KABUL (Reuters) - More foreign troops died fighting in Helmand than in any other province in Afghanistan but little more than a year after NATO left, the region risks being overrun by the Taliban because of confusion, corruption and mismanagement in Afghan forces.
Sangin is the latest Helmand district to slip into Taliban control, badly denting hopes that Afghan security forces would be able to fight on alone after international forces pulled out last year.
Sarwar Jan is the commander of a police battalion that has been heavily engaged in Sangin and Marjah, another district mostly in Taliban hands, and he is scathing about Afghan army units he says left his isolated, under-equipped men to fight alone.
“We call them up for reinforcement when there is an attack, but they won’t respond. So our forces are like: ‘If they don’t cooperate, why should we help them?'” he said.
It is a picture familiar from the disaster in the northern city of Kunduz where last September Taliban fighters drove off demoralized and disorganized security forces and seized the town before pulling out two weeks later.
Units in Helmand have been left to fight for months on end with inadequate supplies and reinforcements. Corruption has siphoned off supplies and some units are under-strength because of ghost troops - deserters who are not reported so that officials can pocket their pay.
“In one battalion, the official strength is 400 but the actual number is around 150,” said Ataullah Afghan, a member of provincial council in Helmand. “There is intelligence failure, lack of coordination, huge corruption in terms of selling fuel, ghost troops and much else,” he said.
Helmand, a longstanding Taliban stronghold and the source of most of the opium that helps fund the movement, has always been difficult to control.
But a web of competing interests and political interference has made it impossible to get a grip of the situation, says Shekiba Hashemi, a member of parliament from Kandahar who sits on the parliamentary security committee.
“The police chief for example has been appointed by one powerful figure, the governor by another figure and the army chief by someone else,” she said. “There is no proper coordination and management or hierarchy in the ranks. You don’t know who is in charge and when things go wrong, they start blaming each other.”
President Ashraf Ghani’s awkward National Unity Government, formed after last year’s inconclusive election, has left key positions unfilled or allowed local politicians to dictate security appointments.
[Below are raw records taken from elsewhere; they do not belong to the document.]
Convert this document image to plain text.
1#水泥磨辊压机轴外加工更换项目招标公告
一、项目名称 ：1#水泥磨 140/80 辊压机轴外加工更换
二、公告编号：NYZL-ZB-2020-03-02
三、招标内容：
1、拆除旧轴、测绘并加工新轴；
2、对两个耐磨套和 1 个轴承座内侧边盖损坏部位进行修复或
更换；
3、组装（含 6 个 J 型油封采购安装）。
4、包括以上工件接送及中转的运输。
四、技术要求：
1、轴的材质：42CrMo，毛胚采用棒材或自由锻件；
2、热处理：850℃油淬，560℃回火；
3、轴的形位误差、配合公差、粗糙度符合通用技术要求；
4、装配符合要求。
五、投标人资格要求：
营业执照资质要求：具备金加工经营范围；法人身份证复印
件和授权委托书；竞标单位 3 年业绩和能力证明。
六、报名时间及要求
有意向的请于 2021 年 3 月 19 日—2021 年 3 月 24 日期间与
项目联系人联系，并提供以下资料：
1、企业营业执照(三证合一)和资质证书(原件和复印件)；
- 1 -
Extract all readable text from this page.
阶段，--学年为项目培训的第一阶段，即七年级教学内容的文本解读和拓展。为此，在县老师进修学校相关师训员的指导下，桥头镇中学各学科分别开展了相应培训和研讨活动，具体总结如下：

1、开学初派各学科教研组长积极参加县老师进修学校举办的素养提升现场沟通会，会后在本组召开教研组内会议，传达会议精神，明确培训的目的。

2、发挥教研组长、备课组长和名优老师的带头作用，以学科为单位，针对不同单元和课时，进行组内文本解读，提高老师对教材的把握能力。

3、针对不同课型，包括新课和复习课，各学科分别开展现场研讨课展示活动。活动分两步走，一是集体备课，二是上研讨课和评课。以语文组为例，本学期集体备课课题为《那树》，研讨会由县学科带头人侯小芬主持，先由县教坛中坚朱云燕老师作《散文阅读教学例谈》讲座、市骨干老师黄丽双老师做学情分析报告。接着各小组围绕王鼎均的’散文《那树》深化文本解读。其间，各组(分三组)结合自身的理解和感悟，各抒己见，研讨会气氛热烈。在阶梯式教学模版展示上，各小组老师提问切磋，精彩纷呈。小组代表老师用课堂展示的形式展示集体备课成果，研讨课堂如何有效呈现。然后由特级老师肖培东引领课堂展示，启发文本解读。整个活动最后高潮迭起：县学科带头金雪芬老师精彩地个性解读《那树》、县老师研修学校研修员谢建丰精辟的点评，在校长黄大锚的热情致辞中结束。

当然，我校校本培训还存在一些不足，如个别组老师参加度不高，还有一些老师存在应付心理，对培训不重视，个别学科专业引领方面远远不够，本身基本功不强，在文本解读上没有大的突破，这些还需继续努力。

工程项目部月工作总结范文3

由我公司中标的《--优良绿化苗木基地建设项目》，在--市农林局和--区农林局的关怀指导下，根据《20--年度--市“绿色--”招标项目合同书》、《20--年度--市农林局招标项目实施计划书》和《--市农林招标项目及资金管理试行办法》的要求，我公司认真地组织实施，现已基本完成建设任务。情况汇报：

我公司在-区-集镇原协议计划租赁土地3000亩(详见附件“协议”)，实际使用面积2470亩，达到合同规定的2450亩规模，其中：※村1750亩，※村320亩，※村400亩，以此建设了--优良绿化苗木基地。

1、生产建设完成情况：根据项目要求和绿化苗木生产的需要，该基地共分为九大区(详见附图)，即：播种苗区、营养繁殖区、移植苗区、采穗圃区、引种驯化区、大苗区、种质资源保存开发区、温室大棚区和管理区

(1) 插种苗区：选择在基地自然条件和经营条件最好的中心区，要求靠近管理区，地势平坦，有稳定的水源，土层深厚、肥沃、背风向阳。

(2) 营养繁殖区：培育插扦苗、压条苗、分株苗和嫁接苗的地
“If their demands are not met in appointing a police or army officials in this or that province, they create problems for the respective ministers,” said a government minister, speaking on condition of anonymity.
When NATO troops pulled out of Helmand in October last year, hopes were expressed that Afghan forces that moved into the two huge bases left behind by American and British soldiers would be able to take on the Taliban alone.
Instead, insurgent advances have shown how much remains to be done.
While NATO officials readily praise the courage and endurance of Afghan soldiers, a Pentagon report to Congress last week highlighted the overall shortcomings of the forces, which it said had serious problems with leadership.
In addition, army units were spread too thinly and were too inclined to wait at their checkpoints instead of taking the fight to the Taliban, leaving the initiative entirely up to the insurgents, it said.
Acting Defense Minister Masoom Stanekzai admits the fighting in Helmand has been “difficult” but says the problems that have emerged are the natural result of handing over security to local forces that still needed development.
“In 2014, in such a hurry, everyone was saying we have to take over responsibility. In only one year, we took over responsibility,” he told a news conference in Kabul this week.
Alarmed by the Taliban advances, Britain has sent extra personnel to NATO’s Resolute Support advisory mission in Helmand in a bid to help struggling local forces. Officials have not confirmed reports that special forces are present and they insist that the mission is there to advise and will not take part in combat operations. But at least two air strikes have been carried out this week.
Afghan commanders have repeatedly pleaded for more helicopters, and close air support and intelligence from surveillance aircraft - battlefield assets referred to in military jargon as “enablers”.’
“Coordination among forces here have improved but intel gathering still remains a challenge,” said Mohammad Rasoul Zazai, a spokesman for the 215 Corps based in Helmand.
He said that NATO forces had operated with around 60 eye-in-the-sky surveillance balloons in Sangin, allowing them to track the movements of groups of insurgents. By contrast, Afghan forces now had just one balloon in the whole province, despite pleas for help. “Our request is still pending,” he said.